Youngs is some player these days. His own throwing was a little wayward yesterday, but his work around the field was blisteringly good: direct, decisive and hugely damaging. The Lions hooker was once a centre – his scoring pass to brother Ben down the short side of a maul after 10 one-sided minutes at the start of the contest was suitably sweet – but he now looks like something out of the Flintstones and could break rocks with his bare hands.
A penalty from Toby Flood four minutes later – Jason Shoemark, the Exeter centre, was whistled for failing to roll away from a tackle, thereby setting the tone for the rest of the half – was the only further score until the Devonians, shovelling steaming great spadefuls of manure in full midfield retreat – handed Vereniki Goneva the most straightforward of breakaway run-ins from 45 metres. Shoemark was implicated in this shambles, too. He did not have the best of games.
There were times in the third quarter when Exeter, ears ringing following a 12-bore Baxter rollocking, showed signs of making a game of it. Indeed, three penalties from Gareth Steenson, one of them laughably awarded against a fast-advancing Leicester scrum, reduced the deficit to a mere half-dozen points. But when the visiting set-piece merchants wreaked their revenge – Brett Sturgess, the home prop, was the sacrificial victim – Flood duly bisected the sticks with another successful kick. The fly-half would go on to land another at the last knockings, by way of wrapping things up.

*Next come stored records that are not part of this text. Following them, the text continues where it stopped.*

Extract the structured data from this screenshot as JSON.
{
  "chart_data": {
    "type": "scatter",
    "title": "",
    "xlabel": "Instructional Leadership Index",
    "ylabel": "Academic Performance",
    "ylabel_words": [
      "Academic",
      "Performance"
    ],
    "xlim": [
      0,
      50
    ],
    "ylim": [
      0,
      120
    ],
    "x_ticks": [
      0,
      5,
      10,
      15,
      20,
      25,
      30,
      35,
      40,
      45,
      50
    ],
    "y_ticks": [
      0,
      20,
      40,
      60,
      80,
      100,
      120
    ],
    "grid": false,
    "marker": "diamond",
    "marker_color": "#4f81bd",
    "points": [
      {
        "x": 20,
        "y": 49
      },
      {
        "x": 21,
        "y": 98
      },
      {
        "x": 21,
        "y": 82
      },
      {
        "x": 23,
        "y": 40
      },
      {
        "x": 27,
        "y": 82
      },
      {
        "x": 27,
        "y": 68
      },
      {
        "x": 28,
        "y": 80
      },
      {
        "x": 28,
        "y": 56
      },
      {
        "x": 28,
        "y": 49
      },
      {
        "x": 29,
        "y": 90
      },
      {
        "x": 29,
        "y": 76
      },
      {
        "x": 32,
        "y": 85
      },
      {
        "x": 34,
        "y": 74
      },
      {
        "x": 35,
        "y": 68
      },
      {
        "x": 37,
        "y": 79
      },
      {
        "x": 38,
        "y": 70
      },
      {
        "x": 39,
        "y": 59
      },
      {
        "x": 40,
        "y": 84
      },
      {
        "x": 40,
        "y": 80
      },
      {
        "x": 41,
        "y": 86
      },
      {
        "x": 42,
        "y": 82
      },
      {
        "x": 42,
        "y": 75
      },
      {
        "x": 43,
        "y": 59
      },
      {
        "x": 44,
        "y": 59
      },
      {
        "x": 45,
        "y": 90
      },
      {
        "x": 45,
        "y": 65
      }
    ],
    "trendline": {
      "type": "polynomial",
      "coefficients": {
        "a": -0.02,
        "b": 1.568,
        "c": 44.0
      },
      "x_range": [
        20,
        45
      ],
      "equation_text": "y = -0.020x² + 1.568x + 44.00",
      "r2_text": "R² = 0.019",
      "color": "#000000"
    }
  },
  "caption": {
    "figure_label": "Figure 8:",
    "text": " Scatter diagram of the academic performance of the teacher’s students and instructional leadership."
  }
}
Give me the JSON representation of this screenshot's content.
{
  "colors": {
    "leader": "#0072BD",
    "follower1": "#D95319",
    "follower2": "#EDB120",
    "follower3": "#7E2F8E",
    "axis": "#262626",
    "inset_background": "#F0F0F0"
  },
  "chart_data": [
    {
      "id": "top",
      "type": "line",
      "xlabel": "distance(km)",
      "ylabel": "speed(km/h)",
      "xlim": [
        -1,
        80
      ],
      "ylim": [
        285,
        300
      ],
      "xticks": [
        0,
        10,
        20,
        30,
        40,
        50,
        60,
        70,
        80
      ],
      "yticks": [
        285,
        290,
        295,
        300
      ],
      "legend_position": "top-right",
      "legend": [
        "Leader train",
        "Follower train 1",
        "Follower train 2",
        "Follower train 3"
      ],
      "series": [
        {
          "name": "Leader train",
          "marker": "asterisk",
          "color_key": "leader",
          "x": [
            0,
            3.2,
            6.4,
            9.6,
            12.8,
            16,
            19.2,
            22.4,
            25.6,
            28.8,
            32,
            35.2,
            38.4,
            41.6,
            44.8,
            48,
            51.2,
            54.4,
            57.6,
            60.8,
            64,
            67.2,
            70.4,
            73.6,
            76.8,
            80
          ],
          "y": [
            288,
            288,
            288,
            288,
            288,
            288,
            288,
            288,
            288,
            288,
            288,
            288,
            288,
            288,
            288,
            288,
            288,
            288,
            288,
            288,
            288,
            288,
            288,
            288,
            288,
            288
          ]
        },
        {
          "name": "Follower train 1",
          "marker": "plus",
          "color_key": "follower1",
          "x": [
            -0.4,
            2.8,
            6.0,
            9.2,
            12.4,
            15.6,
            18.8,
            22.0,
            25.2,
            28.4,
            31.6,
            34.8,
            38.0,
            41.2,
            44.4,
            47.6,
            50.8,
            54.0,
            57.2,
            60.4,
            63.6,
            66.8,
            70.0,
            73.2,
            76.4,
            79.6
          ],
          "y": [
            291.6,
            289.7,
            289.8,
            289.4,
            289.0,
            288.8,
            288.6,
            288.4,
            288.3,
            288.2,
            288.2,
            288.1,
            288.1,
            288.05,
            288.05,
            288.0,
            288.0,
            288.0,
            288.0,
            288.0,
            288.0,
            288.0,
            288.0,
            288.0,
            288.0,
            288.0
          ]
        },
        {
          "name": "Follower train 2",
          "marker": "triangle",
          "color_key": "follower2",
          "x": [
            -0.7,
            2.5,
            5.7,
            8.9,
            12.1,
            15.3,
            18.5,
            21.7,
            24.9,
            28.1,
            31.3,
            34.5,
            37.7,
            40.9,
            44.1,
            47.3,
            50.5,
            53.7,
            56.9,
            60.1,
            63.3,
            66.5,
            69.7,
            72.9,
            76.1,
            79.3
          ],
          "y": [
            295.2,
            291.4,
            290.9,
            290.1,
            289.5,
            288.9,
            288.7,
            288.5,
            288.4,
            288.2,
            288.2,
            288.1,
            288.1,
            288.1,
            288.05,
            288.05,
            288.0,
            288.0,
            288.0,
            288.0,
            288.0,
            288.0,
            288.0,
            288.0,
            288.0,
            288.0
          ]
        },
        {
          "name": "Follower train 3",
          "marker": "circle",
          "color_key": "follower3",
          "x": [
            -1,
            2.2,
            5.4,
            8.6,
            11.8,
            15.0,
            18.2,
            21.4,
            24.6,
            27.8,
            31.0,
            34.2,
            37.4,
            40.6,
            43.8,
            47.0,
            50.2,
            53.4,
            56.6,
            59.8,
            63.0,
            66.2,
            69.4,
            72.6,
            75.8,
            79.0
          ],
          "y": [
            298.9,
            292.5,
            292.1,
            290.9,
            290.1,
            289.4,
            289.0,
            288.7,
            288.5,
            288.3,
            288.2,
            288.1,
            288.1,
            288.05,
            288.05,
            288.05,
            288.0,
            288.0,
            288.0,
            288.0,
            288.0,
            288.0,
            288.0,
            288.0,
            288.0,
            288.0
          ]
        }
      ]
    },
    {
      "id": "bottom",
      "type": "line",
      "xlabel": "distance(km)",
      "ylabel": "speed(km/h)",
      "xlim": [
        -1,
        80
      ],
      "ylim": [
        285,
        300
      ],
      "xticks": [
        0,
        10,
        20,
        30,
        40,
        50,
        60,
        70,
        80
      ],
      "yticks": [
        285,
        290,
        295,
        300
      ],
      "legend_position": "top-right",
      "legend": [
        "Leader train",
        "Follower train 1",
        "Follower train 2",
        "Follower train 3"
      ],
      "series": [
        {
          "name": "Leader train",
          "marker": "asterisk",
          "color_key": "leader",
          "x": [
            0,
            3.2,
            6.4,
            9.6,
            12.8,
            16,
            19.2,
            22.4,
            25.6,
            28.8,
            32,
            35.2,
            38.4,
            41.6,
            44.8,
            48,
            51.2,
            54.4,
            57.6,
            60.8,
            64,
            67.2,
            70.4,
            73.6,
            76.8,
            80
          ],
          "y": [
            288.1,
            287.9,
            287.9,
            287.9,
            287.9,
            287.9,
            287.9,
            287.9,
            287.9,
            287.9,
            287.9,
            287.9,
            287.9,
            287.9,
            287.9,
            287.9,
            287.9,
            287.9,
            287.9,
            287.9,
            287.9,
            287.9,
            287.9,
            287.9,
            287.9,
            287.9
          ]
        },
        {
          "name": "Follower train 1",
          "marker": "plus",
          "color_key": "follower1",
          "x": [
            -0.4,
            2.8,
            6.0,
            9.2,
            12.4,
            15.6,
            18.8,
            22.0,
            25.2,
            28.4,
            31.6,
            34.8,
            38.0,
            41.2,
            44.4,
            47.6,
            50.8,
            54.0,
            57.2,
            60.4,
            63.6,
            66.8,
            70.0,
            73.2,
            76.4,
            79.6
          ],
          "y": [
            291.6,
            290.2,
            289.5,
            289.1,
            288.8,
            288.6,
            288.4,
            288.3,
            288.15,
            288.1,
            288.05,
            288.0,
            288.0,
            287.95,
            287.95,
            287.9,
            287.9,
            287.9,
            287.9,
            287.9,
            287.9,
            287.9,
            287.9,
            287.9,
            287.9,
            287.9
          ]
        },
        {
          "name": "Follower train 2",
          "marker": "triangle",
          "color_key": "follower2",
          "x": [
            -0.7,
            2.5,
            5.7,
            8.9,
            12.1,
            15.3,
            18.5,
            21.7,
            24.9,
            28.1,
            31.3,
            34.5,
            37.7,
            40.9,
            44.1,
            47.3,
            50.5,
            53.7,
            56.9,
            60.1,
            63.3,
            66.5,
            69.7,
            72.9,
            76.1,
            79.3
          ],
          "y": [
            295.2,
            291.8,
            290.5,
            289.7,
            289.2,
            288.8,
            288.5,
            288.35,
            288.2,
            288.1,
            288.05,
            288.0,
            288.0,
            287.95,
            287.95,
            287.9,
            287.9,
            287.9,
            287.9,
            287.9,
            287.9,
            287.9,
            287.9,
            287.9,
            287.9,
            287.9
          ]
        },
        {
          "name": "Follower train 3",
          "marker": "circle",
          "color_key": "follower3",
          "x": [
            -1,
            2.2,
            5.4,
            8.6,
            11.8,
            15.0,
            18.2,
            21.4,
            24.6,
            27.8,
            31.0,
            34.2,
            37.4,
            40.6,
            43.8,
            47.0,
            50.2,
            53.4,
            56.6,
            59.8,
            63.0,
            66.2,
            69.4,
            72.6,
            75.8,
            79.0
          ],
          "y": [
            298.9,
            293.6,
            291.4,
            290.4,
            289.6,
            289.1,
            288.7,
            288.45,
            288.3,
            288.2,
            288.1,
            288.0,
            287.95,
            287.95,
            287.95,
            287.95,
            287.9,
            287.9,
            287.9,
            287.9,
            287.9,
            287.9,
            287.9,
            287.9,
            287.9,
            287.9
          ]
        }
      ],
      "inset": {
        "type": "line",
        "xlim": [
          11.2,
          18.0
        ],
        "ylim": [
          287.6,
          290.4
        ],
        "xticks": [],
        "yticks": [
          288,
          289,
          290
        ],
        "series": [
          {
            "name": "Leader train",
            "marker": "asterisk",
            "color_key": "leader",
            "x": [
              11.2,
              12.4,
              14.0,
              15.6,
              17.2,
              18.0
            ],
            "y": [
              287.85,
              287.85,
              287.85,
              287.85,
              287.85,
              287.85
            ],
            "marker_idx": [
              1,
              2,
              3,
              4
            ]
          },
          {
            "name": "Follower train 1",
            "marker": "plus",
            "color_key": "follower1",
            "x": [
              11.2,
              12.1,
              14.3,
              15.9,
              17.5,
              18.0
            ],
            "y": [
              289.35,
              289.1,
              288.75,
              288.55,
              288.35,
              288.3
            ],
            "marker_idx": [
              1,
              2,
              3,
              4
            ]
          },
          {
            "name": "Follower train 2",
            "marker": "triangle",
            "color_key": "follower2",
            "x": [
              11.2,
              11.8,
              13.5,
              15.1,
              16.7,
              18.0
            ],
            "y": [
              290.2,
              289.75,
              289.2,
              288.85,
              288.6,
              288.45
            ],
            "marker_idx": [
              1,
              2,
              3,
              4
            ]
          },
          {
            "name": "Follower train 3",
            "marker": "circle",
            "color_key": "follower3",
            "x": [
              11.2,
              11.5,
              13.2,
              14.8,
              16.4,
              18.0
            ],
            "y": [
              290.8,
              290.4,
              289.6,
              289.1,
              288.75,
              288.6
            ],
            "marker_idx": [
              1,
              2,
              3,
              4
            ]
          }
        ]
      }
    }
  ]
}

And so we head for the first of this season’s humdingers between two of the Big Three: an East Midlands derby between Leicester and Northampton at Welford Road in five days’ time. The Tigers fancy their chances, naturally – they always do when performing in front of their own legions – but they do not expect the free ride granted them by Exeter yesterday. The end of the phoney war is fast approaching.
Scorers: Exeter – Penalties: Steenson 3. Leicester – Tries: B Youngs, Goneva. Conversion: Flood. Penalties: Flood 3.
Exeter P Dollman; I Whitten, J Shoemark (M Jess 56), S Hill, T James; G Steenson (H Slade 63), H Thomas (D Lewis 53); B Sturgess (B Moon 61), J Yeandle (C Whitehead 61), H Tui (C Rimmer 63), D Mumm (capt), D Welch (T Hayes 71), T Johnson, J Scaysbrook (B White 56), D Ewers.
Leicester N Morris; B Scully, V Goneva, A Allen, A Thompstone; T Flood (capt), B Youngs; L Mulipola (B Stankovich 76), T Youngs (N Briggs 72), D Cole (F Balmain 77), L Deacon (J Gibson 63), G Parling (G Kitchener 49), E Slater, J Salvi, J Crane.